It makes me sad that in a week where 25 hours are spent learning in school, only one of those hours is spent doing a subject such as drama. That’s how it is in my son’s school and I’m sure it is much the same in most schools. Maths and English both have four hours of learning per week. Science has three, MFL and PE two, and Computer Studies, Technology, RE, History, Geography, Music, Art and Drama only one. Don’t get me wrong, this is not a criticism of our Schools – I totally understand they have so much to squeeze into so little time. But I would like to make the point that there are some things that truly benefit the growth of our children. For me storytelling is one of the greatest things we can share with a child. Obviously I am a great advocate of books but there are so many other ways for a child or adult to be immersed into a story.
What can’t be done in school can be found outside…
I speak from experience when I say that participating in a drama group can promote growth in confidence, ability and social skills. My son joined a local drama group two years ago. A friend went and so he asked if he could give it a try and he’s never looked back. The courage I have seen him show has been inspiring. He isn’t a wallflower but generally he won’t always push himself forward and yet since joining he has acted, danced (a little) and sung (solo too!) on stage in front of a crowd of strangers. It is a place where he is happy and eager to participate. It is wonderful to see.
From workshops to the stage
Last night we went to watch him in their latest production, an adaptation of Hans Christian Anderson’s The Snow Queen written by Adrian Mitchelle and Robert Peaslee. The tale takes us through a magical adventure exploring friendship, bravery, standing up against wickedness and believing in each other. Two hours long, it was a celebration of every member of the ensemble and crew. They were amazing. The lines learnt, the little dance routines and the songs sung alongside a live piano were impressive. It was a delightful show, highlighting the personality of each actor and allowing them to immerse themselves into the story. It must have been a magical experience for them. Of course that’s not to say they find it easy. I’m sure there are many tears and much needed encouragement but in this respect it teaches them resilience in a safe, loving environment.
An early love of stories
When my Master Fallows was very young we used to love watching films together. He would disappear completely into the world he was watching and after one or two watches be able to recite the entire film and act alongside it. He does have a knack for memorising lines but he always seemed reluctant to perform infront of others. We were surprised and of course delighted that soem years later he wanted to give drama a go, even though it was unnerving for him. It’s never too late.
Everyone can contribute
Even if your child does not like being on stage there is always some way to be involved. Our local drama group of choice is Fables Theatre Company. It is run by Sophie, a charismatic, confident life force that pushes when needed but is also kind and inspiring.
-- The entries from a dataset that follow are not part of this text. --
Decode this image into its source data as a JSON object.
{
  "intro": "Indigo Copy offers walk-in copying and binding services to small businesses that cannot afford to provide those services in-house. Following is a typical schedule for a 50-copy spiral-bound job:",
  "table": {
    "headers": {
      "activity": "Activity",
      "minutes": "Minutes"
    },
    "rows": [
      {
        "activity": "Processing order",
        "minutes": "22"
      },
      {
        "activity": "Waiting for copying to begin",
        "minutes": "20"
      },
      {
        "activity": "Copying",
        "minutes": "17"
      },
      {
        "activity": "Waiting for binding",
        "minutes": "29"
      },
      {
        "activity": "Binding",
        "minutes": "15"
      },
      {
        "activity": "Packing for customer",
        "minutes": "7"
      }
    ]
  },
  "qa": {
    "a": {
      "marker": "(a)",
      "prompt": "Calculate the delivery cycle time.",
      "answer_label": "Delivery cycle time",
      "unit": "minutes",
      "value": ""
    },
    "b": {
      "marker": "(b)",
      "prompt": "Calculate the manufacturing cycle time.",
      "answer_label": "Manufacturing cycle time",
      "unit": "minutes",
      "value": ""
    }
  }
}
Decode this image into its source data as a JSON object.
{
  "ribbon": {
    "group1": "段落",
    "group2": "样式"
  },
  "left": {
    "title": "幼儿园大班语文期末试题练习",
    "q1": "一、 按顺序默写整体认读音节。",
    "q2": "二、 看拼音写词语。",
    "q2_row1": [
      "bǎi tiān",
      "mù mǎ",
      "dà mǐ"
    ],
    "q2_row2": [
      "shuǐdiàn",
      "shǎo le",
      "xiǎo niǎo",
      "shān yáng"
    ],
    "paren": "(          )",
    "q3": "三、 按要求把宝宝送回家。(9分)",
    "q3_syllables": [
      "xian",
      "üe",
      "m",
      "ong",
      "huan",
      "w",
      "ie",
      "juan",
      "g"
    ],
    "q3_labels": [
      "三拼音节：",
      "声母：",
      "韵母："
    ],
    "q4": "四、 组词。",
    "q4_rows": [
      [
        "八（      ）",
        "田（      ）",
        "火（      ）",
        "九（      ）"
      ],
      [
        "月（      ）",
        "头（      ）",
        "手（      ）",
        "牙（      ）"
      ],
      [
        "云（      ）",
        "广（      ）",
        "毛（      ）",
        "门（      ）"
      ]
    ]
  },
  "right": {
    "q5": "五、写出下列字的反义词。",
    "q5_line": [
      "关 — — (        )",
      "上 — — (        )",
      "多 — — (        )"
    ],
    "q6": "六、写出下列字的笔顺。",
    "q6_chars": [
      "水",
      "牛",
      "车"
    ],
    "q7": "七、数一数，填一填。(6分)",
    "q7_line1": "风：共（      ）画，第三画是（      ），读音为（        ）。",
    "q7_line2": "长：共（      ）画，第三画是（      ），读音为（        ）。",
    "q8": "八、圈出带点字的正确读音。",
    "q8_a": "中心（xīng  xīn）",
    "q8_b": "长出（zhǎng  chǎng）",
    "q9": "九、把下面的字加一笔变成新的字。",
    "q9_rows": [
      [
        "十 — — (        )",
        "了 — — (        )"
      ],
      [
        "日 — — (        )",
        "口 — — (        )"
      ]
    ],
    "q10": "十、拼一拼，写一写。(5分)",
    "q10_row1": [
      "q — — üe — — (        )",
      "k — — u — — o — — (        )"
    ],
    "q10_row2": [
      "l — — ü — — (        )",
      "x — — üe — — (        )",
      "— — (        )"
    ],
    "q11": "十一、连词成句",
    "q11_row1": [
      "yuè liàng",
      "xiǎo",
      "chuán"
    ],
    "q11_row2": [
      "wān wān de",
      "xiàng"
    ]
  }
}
Her desire, I feel, is to make sure that each and every member feels involved, IS involved. She has a super team working alongside her that always make the sessions fun. There are plenty of ways to do so on stage and back stage and I’m sure she can tempt even the shyest to do a little something and discover their hidden magic. Each term offers plenty of opportunities to try new things and discover new skills. Each session lasts for two hours and there is the option to attend two sessions a week. Yesterday morning before we took Master Fallows to the theatre he admitted to having butterflies. Excited, nervous butterflies but good ones. He is just coming to the end of his first term in Year 7. It’s been a tricky time what with one thing and another but he always finds his happy place at Drama. He had a great time and so did we watching him and the entire cast. After a long day he returned home exhausted but I think thrilled to have been a part of it all.